This perspective was a revelation for the students.  Ms Cooper’s class has been working in their school garden, planting seeds inside the classroom, building cold frames and were primed for this new learning.  Laura and Nigel had all kinds of different ‘magic tricks’ that they use on the farm create the conditions for plants to grow.

We started out in the greenhouse, where millions of seeds are planted every year from February to September.  Students peaked inside the germination chambers which are modified chest freezers where they warm up temperatures to sprout seeds in the early spring or cool them down in August to start fall veggies. The students also observed all the ‘teenage’ plants hardening off outside the greenhouse before they get planted in the fields.

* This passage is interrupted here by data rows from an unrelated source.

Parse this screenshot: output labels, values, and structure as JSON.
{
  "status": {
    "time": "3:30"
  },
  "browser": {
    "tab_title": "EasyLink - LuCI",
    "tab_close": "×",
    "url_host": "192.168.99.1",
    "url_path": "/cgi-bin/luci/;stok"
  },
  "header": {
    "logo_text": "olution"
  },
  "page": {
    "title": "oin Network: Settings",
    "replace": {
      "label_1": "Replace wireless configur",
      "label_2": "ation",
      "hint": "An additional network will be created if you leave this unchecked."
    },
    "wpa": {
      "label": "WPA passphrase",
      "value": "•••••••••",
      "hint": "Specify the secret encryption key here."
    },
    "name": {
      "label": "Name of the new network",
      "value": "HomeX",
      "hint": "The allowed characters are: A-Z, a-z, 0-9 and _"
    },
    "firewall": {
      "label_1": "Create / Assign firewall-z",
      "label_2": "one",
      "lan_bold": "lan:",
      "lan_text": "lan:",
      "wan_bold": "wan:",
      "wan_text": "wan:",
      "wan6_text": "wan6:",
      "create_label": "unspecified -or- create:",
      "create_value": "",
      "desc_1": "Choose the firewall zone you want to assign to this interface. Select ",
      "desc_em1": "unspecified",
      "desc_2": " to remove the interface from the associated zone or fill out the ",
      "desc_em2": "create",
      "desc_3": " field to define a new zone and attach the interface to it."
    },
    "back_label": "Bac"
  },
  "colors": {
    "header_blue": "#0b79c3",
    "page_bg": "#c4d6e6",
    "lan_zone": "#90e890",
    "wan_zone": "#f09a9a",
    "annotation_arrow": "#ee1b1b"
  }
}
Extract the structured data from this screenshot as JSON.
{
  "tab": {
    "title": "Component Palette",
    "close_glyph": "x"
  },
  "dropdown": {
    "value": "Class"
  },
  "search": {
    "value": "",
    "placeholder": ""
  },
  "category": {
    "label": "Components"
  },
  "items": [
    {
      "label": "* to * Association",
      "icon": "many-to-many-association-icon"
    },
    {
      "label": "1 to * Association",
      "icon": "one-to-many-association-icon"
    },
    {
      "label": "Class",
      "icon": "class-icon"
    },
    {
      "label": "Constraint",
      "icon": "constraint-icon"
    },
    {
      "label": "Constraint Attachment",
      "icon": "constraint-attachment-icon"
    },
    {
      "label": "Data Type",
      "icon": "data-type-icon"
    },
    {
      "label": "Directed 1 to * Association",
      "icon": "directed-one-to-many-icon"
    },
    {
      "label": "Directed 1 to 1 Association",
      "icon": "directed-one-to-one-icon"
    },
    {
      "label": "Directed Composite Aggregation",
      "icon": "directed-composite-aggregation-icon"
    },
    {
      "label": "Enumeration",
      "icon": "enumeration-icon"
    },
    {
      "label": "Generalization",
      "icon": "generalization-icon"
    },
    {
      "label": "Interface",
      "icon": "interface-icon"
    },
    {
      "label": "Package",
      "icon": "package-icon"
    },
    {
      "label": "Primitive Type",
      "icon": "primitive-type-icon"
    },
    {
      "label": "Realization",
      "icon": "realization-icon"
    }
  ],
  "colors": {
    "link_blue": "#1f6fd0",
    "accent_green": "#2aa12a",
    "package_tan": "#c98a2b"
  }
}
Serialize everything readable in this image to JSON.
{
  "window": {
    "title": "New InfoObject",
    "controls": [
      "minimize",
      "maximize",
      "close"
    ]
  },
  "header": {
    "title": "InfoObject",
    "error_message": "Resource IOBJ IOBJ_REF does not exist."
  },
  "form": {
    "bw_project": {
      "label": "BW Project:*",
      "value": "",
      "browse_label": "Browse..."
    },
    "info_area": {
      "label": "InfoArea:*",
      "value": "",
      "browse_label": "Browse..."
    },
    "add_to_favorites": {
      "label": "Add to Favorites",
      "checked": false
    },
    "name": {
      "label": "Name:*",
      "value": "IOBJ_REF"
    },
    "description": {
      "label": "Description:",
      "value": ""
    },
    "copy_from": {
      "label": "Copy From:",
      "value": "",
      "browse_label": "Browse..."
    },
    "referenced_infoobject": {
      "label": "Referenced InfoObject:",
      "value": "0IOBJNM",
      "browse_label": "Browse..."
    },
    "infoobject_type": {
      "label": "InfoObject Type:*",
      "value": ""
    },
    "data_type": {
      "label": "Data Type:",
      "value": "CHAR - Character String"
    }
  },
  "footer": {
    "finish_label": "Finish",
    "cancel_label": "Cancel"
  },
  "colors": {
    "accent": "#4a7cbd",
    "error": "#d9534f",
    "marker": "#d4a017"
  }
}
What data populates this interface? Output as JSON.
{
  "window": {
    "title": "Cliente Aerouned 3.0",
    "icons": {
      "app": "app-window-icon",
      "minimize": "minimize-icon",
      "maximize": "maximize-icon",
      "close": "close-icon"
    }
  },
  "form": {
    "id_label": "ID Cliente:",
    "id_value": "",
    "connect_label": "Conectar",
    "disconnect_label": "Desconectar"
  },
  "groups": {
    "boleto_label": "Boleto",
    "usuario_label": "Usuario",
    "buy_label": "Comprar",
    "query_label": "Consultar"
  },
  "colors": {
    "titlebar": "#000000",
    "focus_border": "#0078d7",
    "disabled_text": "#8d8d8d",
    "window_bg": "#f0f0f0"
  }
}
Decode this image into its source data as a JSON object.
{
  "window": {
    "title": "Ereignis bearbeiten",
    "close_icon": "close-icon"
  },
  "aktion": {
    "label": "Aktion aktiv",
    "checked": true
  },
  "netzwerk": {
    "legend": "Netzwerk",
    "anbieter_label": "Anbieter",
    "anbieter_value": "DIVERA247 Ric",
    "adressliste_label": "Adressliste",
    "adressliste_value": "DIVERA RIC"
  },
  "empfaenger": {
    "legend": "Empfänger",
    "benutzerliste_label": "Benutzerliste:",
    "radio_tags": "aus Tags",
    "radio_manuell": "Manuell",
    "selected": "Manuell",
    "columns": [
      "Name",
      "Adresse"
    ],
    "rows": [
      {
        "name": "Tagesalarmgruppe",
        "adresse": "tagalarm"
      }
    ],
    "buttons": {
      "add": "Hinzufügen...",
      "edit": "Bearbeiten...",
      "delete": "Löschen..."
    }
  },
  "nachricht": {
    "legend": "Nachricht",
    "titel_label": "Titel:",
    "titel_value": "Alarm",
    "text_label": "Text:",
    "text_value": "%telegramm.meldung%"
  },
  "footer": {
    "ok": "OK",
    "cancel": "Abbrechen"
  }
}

In the fields, there were knee high peas that were started in February in high tunnels.  The tunnels were then moved to a different location to be planted with warm loving crops like tomatoes for the summer.  In the cooler we caught a glimpse at artichoke plants being tricked into thinking it was winter so when they are planted outside they will produce their flower head.

Laura explained how they plant a lot of different kinds of plants every year so that they can provide 150 households with weekly veggie deliveries. It’s very difficult to predict weather and so sometimes they have to speed up the growth of some things, or slow them down by putting on shade cloth. Farming is a rich and wonderful way to keep your brain active with all the planning!  Ms. Cooper said:

“Wow, who thinks farming can be at times like solving a puzzle?”

The students also got a chance to taste some delicious spinach and salad turnips. Aiden exclaimed, “This is the best spinach ever!” They also tasted turnips, which Ms Cooper said, “I would never have expected to see 26 people sitting here eating turnips.”And not only eating turnips, devouring them and asking for more because they were so juicy and sweet!

The students left with all kinds of new thoughts about food, growing, taste and the ways that we are in relationship with all the beings around us. Thanks to Cartwheel Farm for taking the time our of their busy farming schedule to host us!